The way to go for this problems is using NIFs
(**N**ative **I**mplemented **F**unctions) to offload CPU-intensive Tasks. In
the past this was done mostly in C/C++ for maximum performance, but there is
a huge gotcha: if your NIF has a bug (hint: most have) and segfaults at runtime,
it will crash your complete BEAM instance, rendering all of OTP and
fault-tolerance meaningless.

But here are the good news: there is now a systems programming language which is
as fast as C and is *safe*: Rust. Productive, fast, safe: pick three. Since
Rust has no GC or runtime, compiled libraries can be used from all major
programming languages, either through simple FFI or via native integrations.

So, I just started working on a complete scrape library written in Rust in
private, which will someday replace the core of this package completely. And
all my other public/private scraping modules, eg for node.js. This will reduce
all Elixir dependencies to zero, and the actual scrape "core" can benefit from
a combined effort from all programming languages out there that use my stuff.
This way all implementations also reap the benefits of being first-class and
have the best feature-set regardless of language strengths/weaknesses, since
they can all use the latest and best core written in Rust, which is extremely
fast, fault tolerant and type safe.

In the meantime, I upgraded floki which already supports html5ever as a
rust backend, which should give you a roughly 1x-5x performance improvement
depending on your scrape targets, but requires a rust compiler installed.

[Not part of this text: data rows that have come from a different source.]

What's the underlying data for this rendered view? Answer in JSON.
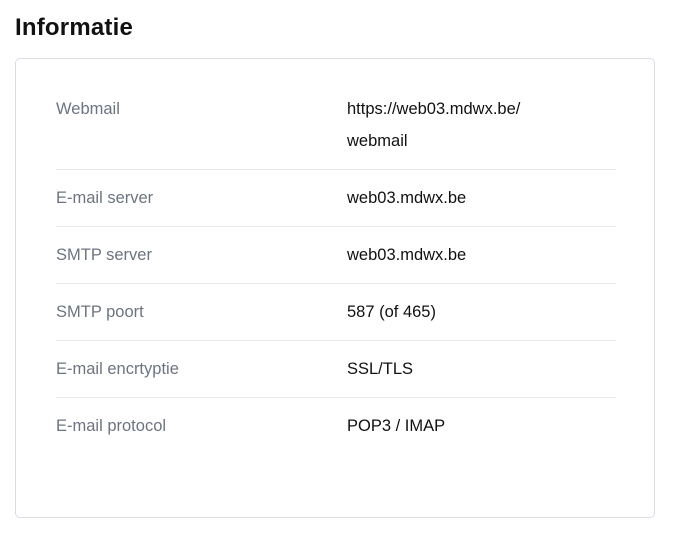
{
  "heading": "Informatie",
  "rows": [
    {
      "label": "Webmail",
      "value": "https://web03.mdwx.be/ webmail"
    },
    {
      "label": "E-mail server",
      "value": "web03.mdwx.be"
    },
    {
      "label": "SMTP server",
      "value": "web03.mdwx.be"
    },
    {
      "label": "SMTP poort",
      "value": "587 (of 465)"
    },
    {
      "label": "E-mail encrtyptie",
      "value": "SSL/TLS"
    },
    {
      "label": "E-mail protocol",
      "value": "POP3 / IMAP"
    }
  ]
}
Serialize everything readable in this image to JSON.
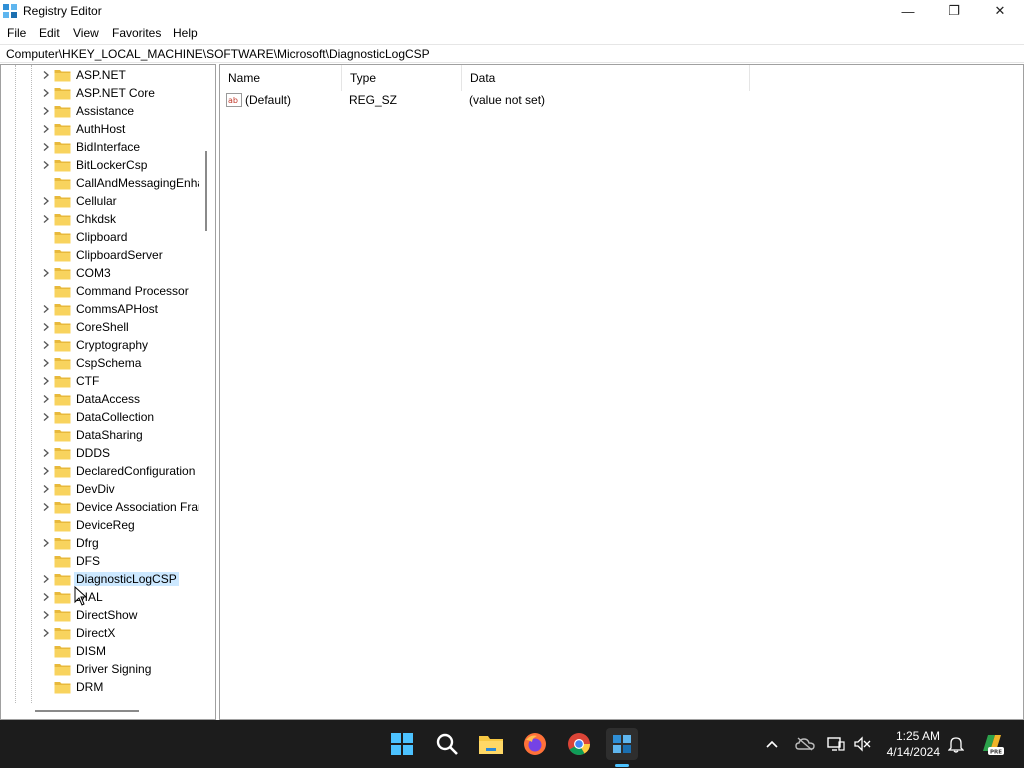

During this transition period I will accept PRs to fix bugs and other stuff and
I hope that library users are willing to pay the relativly small price of an
additional compiler hurdle to gain significant performance benefits. And over
time, once my core rust scraper is ready, it can take over all business logic
currently written in elixir under the hood, leading to *dramatic* improvements
in speed/quality/resilence/features.